Bertram Rantin

Rantin: A grand day for grandparents

Brishaiy Bolton's impressions of her grandparents exceed the birthday presents, Sunday-evening meals and everyday hugs and kisses.

These are things to be valued, for sure, but her reflections don't end there.

"There are times when it's not just about gifts and giving," Bolton said. "It's about the conversations we share, the needed advice or just that sweet 'I love you' I would like to hear every day."

On Thursday, the Lower Richland High School junior and her classmates said "I love you" back.

For the third year, the Richland 1 school gave grandparents the royal treatment during a celebration in their honor.
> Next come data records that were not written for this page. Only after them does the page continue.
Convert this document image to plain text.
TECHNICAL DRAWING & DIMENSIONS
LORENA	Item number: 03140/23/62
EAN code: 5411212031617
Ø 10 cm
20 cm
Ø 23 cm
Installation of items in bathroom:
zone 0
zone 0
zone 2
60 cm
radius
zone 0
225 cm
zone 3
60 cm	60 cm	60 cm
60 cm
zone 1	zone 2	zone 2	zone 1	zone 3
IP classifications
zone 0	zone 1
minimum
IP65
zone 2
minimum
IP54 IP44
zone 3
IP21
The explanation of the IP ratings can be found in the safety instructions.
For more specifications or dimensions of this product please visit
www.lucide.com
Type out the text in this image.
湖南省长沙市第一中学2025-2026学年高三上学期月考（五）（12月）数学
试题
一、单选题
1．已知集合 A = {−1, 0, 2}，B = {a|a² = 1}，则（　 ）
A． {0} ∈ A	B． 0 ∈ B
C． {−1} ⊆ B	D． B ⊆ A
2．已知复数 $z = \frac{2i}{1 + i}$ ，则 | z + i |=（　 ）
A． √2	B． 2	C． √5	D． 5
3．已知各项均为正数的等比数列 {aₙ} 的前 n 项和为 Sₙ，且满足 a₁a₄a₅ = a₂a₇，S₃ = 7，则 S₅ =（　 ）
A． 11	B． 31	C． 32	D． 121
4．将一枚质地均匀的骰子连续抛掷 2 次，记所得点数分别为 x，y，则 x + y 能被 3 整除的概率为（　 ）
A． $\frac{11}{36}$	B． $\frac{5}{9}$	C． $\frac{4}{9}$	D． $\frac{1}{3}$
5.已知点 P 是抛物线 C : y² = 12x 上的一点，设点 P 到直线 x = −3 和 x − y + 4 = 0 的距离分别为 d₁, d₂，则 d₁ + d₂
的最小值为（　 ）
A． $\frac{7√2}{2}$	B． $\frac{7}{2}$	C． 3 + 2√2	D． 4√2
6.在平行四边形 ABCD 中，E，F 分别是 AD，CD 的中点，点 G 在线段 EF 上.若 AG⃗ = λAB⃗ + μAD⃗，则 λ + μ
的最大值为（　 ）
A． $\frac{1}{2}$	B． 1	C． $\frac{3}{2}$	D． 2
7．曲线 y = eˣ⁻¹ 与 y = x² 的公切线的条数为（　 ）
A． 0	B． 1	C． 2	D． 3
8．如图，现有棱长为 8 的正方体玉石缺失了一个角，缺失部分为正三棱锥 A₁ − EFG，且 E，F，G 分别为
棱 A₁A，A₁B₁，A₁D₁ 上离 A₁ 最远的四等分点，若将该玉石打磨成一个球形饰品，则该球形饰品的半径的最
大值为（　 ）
"We want to nurture the connection between grandparents and their children," said Sallie Lakin, Lower Richland's parent and community liaison. "We just take this opportunity to say thank you."
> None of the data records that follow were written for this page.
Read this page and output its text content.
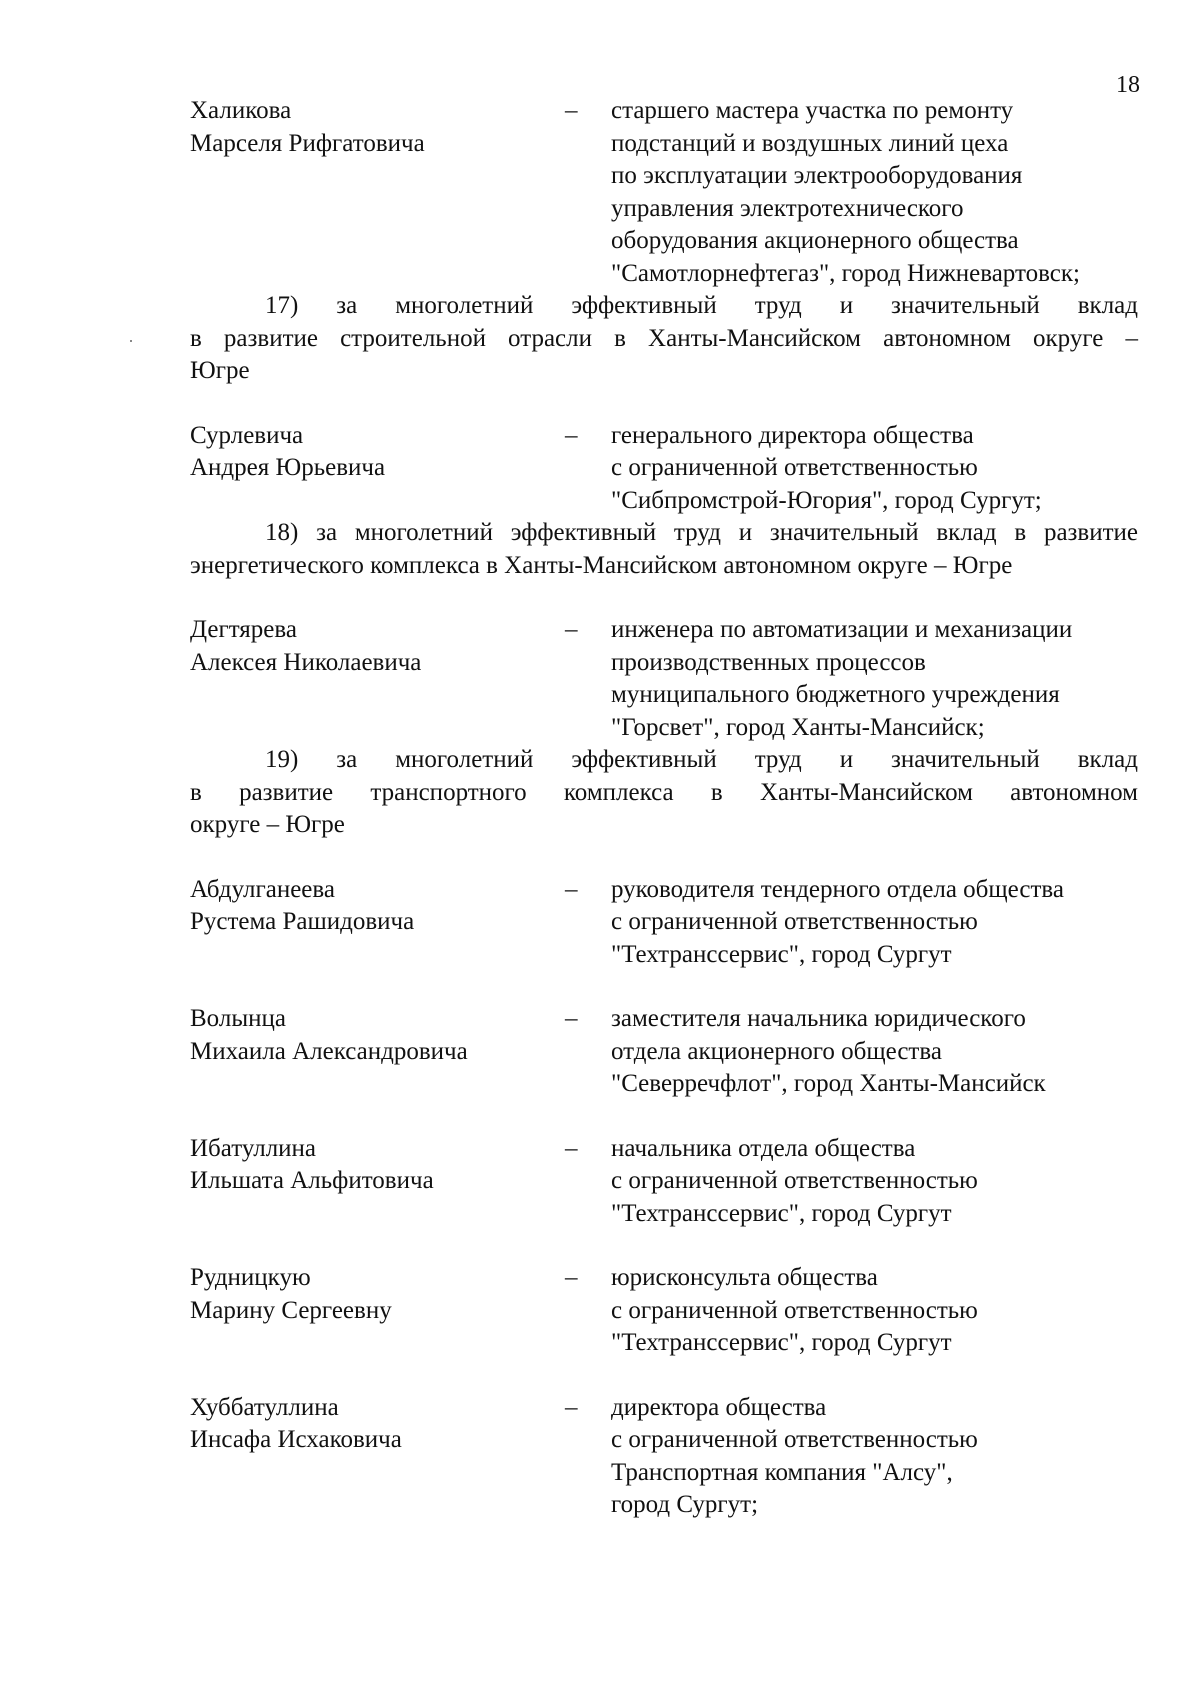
18
Халикова
Марселя Рифгатовича
–	старшего мастера участка по ремонту
подстанций и воздушных линий цеха
по эксплуатации электрооборудования
управления электротехнического
оборудования акционерного общества
"Самотлорнефтегаз", город Нижневартовск;
17) за многолетний эффективный труд и значительный вклад
в развитие строительной отрасли в Ханты-Мансийском автономном округе –
Югре
Сурлевича
Андрея Юрьевича
–	генерального директора общества
с ограниченной ответственностью
"Сибпромстрой-Югория", город Сургут;
18) за многолетний эффективный труд и значительный вклад в развитие
энергетического комплекса в Ханты-Мансийском автономном округе – Югре
Дегтярева
Алексея Николаевича
–	инженера по автоматизации и механизации
производственных процессов
муниципального бюджетного учреждения
"Горсвет", город Ханты-Мансийск;
19) за многолетний эффективный труд и значительный вклад
в развитие транспортного комплекса в Ханты-Мансийском автономном
округе – Югре
Абдулганеева
Рустема Рашидовича
–	руководителя тендерного отдела общества
с ограниченной ответственностью
"Техтранссервис", город Сургут
Волынца
Михаила Александровича
–	заместителя начальника юридического
отдела акционерного общества
"Северречфлот", город Ханты-Мансийск
Ибатуллина
Ильшата Альфитовича
–	начальника отдела общества
с ограниченной ответственностью
"Техтранссервис", город Сургут
Рудницкую
Марину Сергеевну
–	юрисконсульта общества
с ограниченной ответственностью
"Техтранссервис", город Сургут
Хуббатуллина
Инсафа Исхаковича
–	директора общества
с ограниченной ответственностью
Транспортная компания "Алсу",
город Сургут;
About 150 grandparents turned out for Thursday's program, which included breakfast, performances by some of the school's musical groups and student tributes.
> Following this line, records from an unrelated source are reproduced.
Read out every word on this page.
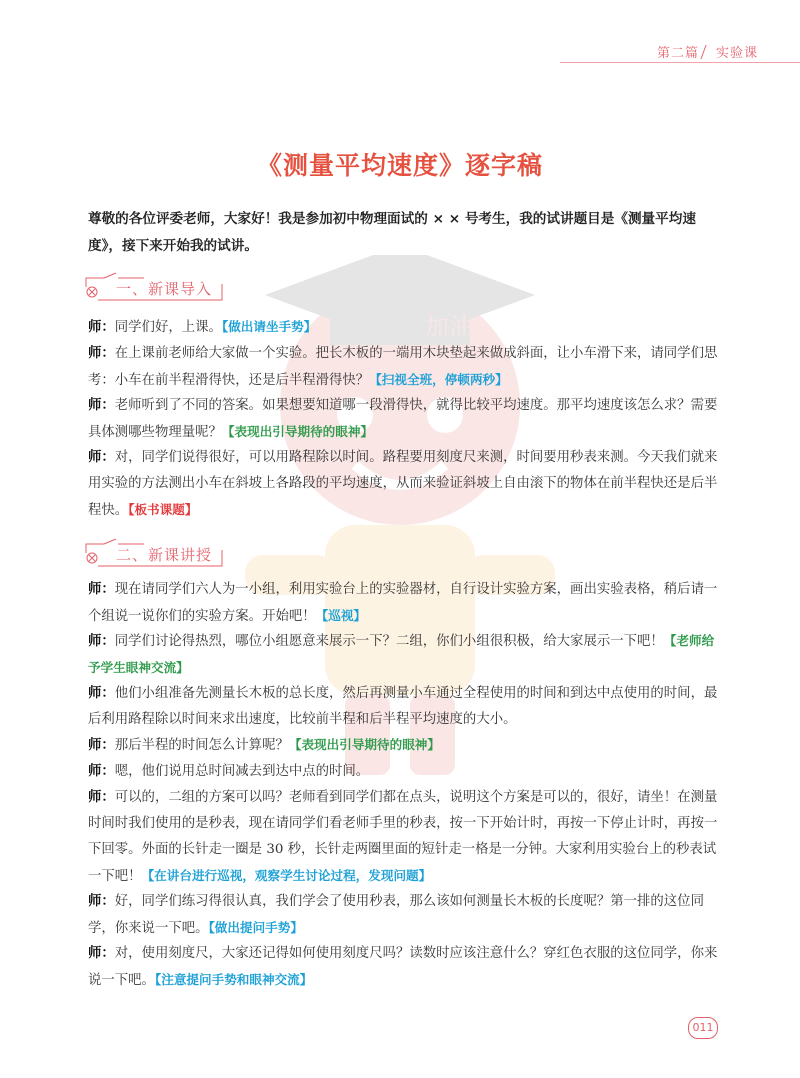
第二篇 实验课
加油！
《测量平均速度》逐字稿
尊敬的各位评委老师，大家好！我是参加初中物理面试的 × × 号考生，我的试讲题目是《测量平均速度》，接下来开始我的试讲。
一、新课导入
二、新课讲授
师：同学们好，上课。【做出请坐手势】
师：在上课前老师给大家做一个实验。把长木板的一端用木块垫起来做成斜面，让小车滑下来，请同学们思考：小车在前半程滑得快，还是后半程滑得快？【扫视全班，停顿两秒】
师：老师听到了不同的答案。如果想要知道哪一段滑得快，就得比较平均速度。那平均速度该怎么求？需要具体测哪些物理量呢？【表现出引导期待的眼神】
师：对，同学们说得很好，可以用路程除以时间。路程要用刻度尺来测，时间要用秒表来测。今天我们就来用实验的方法测出小车在斜坡上各路段的平均速度，从而来验证斜坡上自由滚下的物体在前半程快还是后半程快。【板书课题】
师：现在请同学们六人为一小组，利用实验台上的实验器材，自行设计实验方案，画出实验表格，稍后请一个组说一说你们的实验方案。开始吧！【巡视】
师：同学们讨论得热烈，哪位小组愿意来展示一下？二组，你们小组很积极，给大家展示一下吧！【老师给予学生眼神交流】
师：他们小组准备先测量长木板的总长度，然后再测量小车通过全程使用的时间和到达中点使用的时间，最后利用路程除以时间来求出速度，比较前半程和后半程平均速度的大小。
师：那后半程的时间怎么计算呢？【表现出引导期待的眼神】
师：嗯，他们说用总时间减去到达中点的时间。
师：可以的，二组的方案可以吗？老师看到同学们都在点头，说明这个方案是可以的，很好，请坐！在测量时间时我们使用的是秒表，现在请同学们看老师手里的秒表，按一下开始计时，再按一下停止计时，再按一下回零。外面的长针走一圈是 30 秒，长针走两圈里面的短针走一格是一分钟。大家利用实验台上的秒表试一下吧！【在讲台进行巡视，观察学生讨论过程，发现问题】
师：好，同学们练习得很认真，我们学会了使用秒表，那么该如何测量长木板的长度呢？第一排的这位同学，你来说一下吧。【做出提问手势】
师：对，使用刻度尺，大家还记得如何使用刻度尺吗？读数时应该注意什么？穿红色衣服的这位同学，你来说一下吧。【注意提问手势和眼神交流】
011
"Just like I need love and affection from them, they need it from me," Bolton read from her essay to the gathering.

Her affection for her grandparents - Allen and Carolyn Green, who drove in from Savannah - was echoed by other students.

Lower Richland junior Lowell Dixon, who lives with his grandparents Larry and Wanda Hamilton, said he's already built some special memories of his times spent with them.

"They always help me through whatever I have going on," he said.

Dixon's grandmother said she was grateful for that affirmation, as well as the recognition. "It shows they're not just interested in the children but also those who have been there for them," she said.

Lower Richland principal Marvin Byers said Thursday's program was an affirmation of the strong relationships between seniors and students in the community. "It's basically just connecting the past to the present," Byers said.

Lakin said, since the school began the recognition program two years ago, there has been increased involvement among grandparents at the school.

That has been evident, she noted, by their attendance at school events and a more active role in monitoring student performance. And it's an involvement most students welcome, she added.

"When you talk to the students, you hear how much they love their grandparents," Lakin said.

Bolton said that's the message students hoped to convey Thursday. "Now they know that we appreciate them," she said.